Ein weiterer Pfeiler der Frontex-Aktivitäten ist das Verfassen von Risikoanalysen. Mit diesen analysiert sie die vermeintlichen Risiken, die Europa durch Migration drohen. Die Agentur fördert damit das rassistische Narrativ von Migration als Bedrohung. Durch die Analysen, rechtfertigt Frontex auch ihren eigenen Ausbau, da diese in der Forderung nach mehr Grenzschutz münden. Wie ein Blick auf die letzten Jahre zeigt, wirken diese Berichte im Sinne der Agentur, die stetig wichtiger, einflussreicher, grösser und reicher wurde.
Menschenrechte als Nebenschauplatz
Und welche Stellenwert haben bei all dem Menschenleben oder die stets so hochgehaltenen Menschenrechte?
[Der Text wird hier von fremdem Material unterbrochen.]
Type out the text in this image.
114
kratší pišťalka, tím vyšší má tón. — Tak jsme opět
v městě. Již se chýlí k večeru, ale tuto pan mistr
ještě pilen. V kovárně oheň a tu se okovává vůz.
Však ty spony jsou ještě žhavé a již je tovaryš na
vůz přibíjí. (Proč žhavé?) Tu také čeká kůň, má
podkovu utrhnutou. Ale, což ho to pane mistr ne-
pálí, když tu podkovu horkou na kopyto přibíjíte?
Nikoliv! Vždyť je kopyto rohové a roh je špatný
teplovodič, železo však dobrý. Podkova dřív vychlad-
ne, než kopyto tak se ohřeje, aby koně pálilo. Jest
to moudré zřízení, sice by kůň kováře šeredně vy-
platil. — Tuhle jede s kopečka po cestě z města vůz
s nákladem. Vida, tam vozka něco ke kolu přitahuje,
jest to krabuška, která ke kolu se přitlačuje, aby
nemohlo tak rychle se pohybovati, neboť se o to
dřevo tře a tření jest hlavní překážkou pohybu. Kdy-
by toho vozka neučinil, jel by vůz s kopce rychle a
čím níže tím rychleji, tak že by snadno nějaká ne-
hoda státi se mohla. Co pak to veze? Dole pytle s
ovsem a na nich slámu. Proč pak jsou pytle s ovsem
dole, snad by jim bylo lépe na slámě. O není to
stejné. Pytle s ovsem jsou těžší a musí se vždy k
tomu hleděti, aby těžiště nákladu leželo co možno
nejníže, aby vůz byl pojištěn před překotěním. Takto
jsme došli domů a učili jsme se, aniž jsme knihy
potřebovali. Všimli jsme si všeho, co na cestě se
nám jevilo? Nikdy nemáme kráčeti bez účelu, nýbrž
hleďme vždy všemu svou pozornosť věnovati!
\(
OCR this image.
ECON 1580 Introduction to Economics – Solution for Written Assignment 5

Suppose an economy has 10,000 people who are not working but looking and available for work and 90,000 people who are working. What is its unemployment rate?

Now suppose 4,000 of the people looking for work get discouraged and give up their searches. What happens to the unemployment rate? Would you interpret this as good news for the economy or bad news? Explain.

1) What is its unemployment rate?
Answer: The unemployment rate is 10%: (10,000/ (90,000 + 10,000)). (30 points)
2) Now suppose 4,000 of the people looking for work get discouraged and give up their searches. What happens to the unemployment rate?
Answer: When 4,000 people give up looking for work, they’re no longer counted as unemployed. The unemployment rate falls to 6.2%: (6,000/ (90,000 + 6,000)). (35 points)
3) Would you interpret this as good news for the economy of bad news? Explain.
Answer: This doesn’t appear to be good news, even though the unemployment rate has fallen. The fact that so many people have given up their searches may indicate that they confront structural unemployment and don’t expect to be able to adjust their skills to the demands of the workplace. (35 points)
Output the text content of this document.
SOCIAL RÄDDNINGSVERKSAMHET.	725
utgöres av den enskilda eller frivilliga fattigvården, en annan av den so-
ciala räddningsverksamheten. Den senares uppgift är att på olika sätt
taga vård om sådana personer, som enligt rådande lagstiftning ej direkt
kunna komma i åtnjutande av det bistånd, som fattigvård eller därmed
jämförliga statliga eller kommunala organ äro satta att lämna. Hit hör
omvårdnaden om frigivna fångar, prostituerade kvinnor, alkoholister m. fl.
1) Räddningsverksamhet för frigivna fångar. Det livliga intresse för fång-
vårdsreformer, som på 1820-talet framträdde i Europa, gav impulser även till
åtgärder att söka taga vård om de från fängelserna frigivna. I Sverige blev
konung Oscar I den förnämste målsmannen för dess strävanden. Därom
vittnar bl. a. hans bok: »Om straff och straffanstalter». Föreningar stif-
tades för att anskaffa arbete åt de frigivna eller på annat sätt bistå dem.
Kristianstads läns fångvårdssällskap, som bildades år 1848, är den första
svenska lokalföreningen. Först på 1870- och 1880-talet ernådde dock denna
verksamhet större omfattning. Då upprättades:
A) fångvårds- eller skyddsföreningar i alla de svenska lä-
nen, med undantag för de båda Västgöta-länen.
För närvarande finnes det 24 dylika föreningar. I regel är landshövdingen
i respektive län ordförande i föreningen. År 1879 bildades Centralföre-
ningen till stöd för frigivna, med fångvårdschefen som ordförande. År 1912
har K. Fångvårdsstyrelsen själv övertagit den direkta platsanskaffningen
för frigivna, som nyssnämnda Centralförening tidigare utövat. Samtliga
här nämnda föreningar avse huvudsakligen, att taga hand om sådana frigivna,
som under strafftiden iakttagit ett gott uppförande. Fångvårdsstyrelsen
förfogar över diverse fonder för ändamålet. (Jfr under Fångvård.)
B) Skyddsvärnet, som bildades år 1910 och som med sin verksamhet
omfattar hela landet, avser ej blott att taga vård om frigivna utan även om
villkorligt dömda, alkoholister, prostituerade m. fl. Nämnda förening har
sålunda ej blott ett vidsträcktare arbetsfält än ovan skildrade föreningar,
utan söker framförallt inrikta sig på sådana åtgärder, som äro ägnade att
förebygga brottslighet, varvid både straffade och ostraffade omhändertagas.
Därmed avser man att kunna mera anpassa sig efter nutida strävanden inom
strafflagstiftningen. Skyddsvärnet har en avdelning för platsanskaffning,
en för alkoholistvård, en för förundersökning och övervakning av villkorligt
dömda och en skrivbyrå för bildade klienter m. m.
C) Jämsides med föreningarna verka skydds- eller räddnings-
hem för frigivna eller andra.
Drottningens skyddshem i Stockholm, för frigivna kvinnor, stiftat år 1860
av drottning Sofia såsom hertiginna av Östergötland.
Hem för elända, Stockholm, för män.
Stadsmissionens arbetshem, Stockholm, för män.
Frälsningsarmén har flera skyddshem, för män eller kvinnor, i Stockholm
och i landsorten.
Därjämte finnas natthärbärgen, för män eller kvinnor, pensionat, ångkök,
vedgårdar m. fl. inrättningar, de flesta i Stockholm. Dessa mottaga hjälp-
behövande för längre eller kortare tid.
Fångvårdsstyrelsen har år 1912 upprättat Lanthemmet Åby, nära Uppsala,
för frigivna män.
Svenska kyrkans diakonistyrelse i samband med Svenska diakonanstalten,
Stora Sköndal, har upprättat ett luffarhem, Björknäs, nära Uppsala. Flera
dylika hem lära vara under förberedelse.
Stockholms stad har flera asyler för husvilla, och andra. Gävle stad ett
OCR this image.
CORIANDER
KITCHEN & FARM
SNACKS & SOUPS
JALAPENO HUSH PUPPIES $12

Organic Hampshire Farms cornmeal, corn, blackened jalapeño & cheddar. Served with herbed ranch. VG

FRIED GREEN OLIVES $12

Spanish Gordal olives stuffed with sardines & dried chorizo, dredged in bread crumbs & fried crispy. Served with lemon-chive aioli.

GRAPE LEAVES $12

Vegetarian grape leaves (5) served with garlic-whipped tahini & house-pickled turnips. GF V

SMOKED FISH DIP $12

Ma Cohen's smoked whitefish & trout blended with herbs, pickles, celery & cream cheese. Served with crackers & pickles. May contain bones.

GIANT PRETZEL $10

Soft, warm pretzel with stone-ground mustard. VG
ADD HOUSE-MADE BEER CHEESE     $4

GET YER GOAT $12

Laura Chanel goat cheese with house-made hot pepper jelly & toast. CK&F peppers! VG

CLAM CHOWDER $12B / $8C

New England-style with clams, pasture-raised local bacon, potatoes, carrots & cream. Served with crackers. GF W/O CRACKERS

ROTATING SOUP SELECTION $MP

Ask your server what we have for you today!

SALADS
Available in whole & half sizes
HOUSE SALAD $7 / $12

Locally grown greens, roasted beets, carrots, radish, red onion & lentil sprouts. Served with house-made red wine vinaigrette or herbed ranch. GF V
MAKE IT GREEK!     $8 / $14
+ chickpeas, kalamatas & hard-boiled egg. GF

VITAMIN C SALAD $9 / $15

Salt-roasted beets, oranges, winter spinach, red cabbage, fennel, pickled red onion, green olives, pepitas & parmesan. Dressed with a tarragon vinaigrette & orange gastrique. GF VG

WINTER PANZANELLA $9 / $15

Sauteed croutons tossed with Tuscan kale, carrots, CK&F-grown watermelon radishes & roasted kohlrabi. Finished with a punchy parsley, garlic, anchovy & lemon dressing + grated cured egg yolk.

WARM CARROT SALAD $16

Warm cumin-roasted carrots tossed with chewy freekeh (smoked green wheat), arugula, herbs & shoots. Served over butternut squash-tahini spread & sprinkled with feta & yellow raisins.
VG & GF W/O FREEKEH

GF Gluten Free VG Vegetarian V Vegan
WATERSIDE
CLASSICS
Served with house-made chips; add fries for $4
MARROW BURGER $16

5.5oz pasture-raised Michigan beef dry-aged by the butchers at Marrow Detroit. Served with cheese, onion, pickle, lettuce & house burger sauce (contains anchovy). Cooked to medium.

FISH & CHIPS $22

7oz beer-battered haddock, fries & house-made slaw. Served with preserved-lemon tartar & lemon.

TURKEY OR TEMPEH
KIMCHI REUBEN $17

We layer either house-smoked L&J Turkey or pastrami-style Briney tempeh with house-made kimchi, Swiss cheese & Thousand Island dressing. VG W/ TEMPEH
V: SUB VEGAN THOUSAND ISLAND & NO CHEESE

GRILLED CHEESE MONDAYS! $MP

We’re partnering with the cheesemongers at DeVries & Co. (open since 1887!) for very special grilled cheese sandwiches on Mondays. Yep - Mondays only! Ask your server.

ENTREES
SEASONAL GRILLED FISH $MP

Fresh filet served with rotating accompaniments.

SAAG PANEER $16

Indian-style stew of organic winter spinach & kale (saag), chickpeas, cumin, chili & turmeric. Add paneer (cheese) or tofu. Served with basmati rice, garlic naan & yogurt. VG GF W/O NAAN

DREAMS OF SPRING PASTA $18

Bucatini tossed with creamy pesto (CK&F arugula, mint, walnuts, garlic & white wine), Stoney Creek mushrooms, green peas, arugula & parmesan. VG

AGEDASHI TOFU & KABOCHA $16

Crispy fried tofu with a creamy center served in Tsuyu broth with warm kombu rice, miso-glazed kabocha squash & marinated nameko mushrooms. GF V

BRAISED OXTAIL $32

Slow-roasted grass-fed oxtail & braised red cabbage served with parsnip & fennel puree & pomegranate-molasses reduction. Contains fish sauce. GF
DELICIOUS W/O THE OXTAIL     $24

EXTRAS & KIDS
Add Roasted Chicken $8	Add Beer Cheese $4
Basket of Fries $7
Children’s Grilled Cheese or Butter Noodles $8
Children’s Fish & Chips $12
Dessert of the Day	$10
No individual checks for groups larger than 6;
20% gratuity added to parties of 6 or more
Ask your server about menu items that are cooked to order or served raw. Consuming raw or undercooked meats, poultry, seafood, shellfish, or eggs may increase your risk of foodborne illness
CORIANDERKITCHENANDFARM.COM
Kaum eine: Der Fokus liegt auf der Grenzsicherung und der Migrationsabwehr. Menschenrechte spielen, wenn überhaupt, eine untergeordnete Rolle – im Jahr 2020 waren für das Fundamental Rights Office lediglich circa 0,2 Prozent des Budgets vorgesehen. Die Agentur wurde von Beginn weg so gestaltet, dass sie kaum kontrolliert werden kann. Kontrollmechanismen gibt es praktisch nur intern und wie die Untersuchung des parlamentarischen Ausschusses der EU aufzeigte, sind auch die wenigen externen Kontrollmechanismen vorwiegend Augenwischerei. Obwohl die Berichte von Betroffenen, Aktivist*innen und kritischen Journalist*innen im vergangenen Jahr diverse Skandale ans Tageslicht brachten, ist Direktor Leggeri nach wie vor im Amt. Das überrascht nicht, denn die Auswirkungen dieser von Frontex vorangetriebenen Politik sind seit jeher bekannt: „Die Kommission weiß: Die verstärkte Grenzüberwachung in den nordafrikanischen Staaten wird dazu führen, dass die Boote mit den "illegalen Einwanderern" von noch entfernteren Punkten in See stechen und deshalb noch mehr Menschen bei der Überfahrt ihr Leben lassen. Ihre Schlussfolgerung lautet, dann "sofern notwendig" auch weiter südlich gelegene Staaten bei der Überwachung ihrer Grenzen zu unterstützen.“. So analysierte Heiner Busch die Auswirkungen dieser Politik im Cilip-Magazin 2008. Heute steht Frontex symbolisch für diese Politik der Auslagerung. Die Bilanz davon ist erschütternd: sie kostete seit 1993 über 40.555 Menschenleben. Sie ertranken im Mittelmeer, wurden an den Grenzen erschossen, starben durch Selbstmord in Internierungslagern, wurden gefoltert und getötet, nachdem sie abgeschoben worden waren. Und das sind nur jene, die erfasst worden sind. Die Dunkelziffer ist weitaus höher.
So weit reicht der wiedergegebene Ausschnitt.